Bütün bunları iki hafta sonrasında Serbestiyet’te peşpeşe üç yazıda incelemiş, açıklamış, anlatmıştım (Nuh ve Tufan vesilesiyle, tarihsel düşünmek (1), 19 Ocak 2018; Tufan vesilesiyle, tarihsel düşünmek (2) demir, nükleer ve embryo sorunları, 20 Ocak 2018; Tarihsel düşünmek (3) Nereden 'bizim medeniyetimiz' oluyor, 25 Ocak 2018). Tam bir rezaletti ve sanırdınız ki bu zat, biraz utanır da epeyce bir süre çıkmayacak kamuoyu önüne. Ya da, kendisi böyle bir edeb ve hicab duygusundan yoksun olsa bile, başkaları, meselâ televizyon kanalları ve programcıları hatırlayacak da sırf konuşturacak bir konuk bulmak uğruna çağırmayacak artık programlarına. Özetle, vicdanî ve ahlâki bir cezalandırma mekanizması, hiç olmazsa bu kadar feci ve çığrından çıkmış, ses duvarını aşmış bir örnekte, biraz olsun çalışacak.

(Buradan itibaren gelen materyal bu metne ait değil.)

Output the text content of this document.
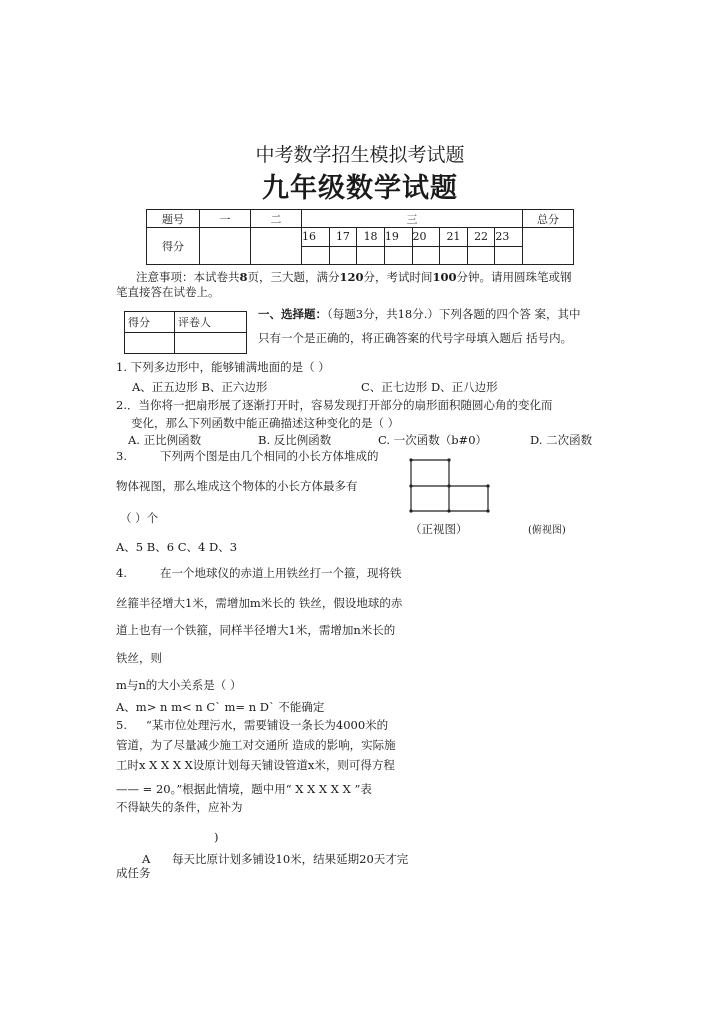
中考数学招生模拟考试题
九年级数学试题
题号	一	二	三								总分
得分			16	17	18	19	20	21	22	23	

注意事项：本试卷共8页，三大题，满分120分，考试时间100分钟。请用圆珠笔或钢
笔直接答在试卷上。
得分	评卷人

一、选择题：（每题3分，共18分.）下列各题的四个答 案，其中
只有一个是正确的，将正确答案的代号字母填入题后 括号内。
1. 下列多边形中，能够铺满地面的是（ ）
A、正五边形 B、正六边形	C、正七边形 D、正八边形
2.．当你将一把扇形展了逐渐打开时，容易发现打开部分的扇形面积随圆心角的变化而
变化，那么下列函数中能正确描述这种变化的是（ ）
A. 正比例函数	B. 反比例函数	C. 一次函数（b#0）	D. 二次函数
3.	下列两个图是由几个相同的小长方体堆成的
物体视图，那么堆成这个物体的小长方体最多有
（ ）个
A、5 B、6 C、4 D、3
（正视图）	(俯视图)
4.	在一个地球仪的赤道上用铁丝打一个箍，现将铁
丝箍半径增大1米，需增加m米长的 铁丝，假设地球的赤
道上也有一个铁箍，同样半径增大1米，需增加n米长的
铁丝，则
m与n的大小关系是（ ）
A、m> n m< n C` m= n D` 不能确定
5. “某市位处理污水，需要铺设一条长为4000米的
管道，为了尽量减少施工对交通所 造成的影响，实际施
工时x X X X X设原计划每天铺设管道x米，则可得方程
—— = 20。”根据此情境，题中用“ X X X X X ”表
不得缺失的条件，应补为
)
A 每天比原计划多铺设10米，结果延期20天才完
成任务
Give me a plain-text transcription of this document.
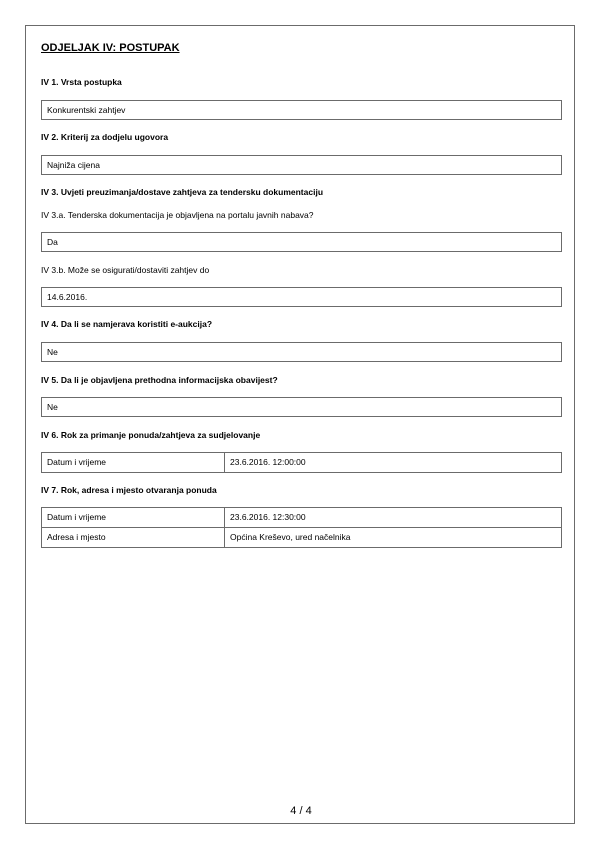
ODJELJAK IV: POSTUPAK
IV 1. Vrsta postupka
Konkurentski zahtjev
IV 2. Kriterij za dodjelu ugovora
Najniža cijena
IV 3. Uvjeti preuzimanja/dostave zahtjeva za tendersku dokumentaciju
IV 3.a. Tenderska dokumentacija je objavljena na portalu javnih nabava?
Da
IV 3.b. Može se osigurati/dostaviti zahtjev do
14.6.2016.
IV 4. Da li se namjerava koristiti e-aukcija?
Ne
IV 5. Da li je objavljena prethodna informacijska obavijest?
Ne
IV 6. Rok za primanje ponuda/zahtjeva za sudjelovanje
Datum i vrijeme	23.6.2016. 12:00:00
IV 7. Rok, adresa i mjesto otvaranja ponuda
Datum i vrijeme	23.6.2016. 12:30:00
Adresa i mjesto	Općina Kreševo, ured načelnika
4 / 4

Fakat heyhat! Ocak 2018’deki bütün o reaksiyonun ömrü en fazla iki yılmış meğer. Demek bu kadar kof, bu kadar sığ, bu kadar kültürsüz, bu kadar hafızasız, bilimden bu kadar habersiz, bu kadar çivisi çıkmış, ölçü ve “norm”ları kalmamış bir toplumuz. Bıraktım Yavuz Örnek’leri kınamayı. Çaresiz, onlara yüz veren Yavuz Oğhan’ları kınıyorum.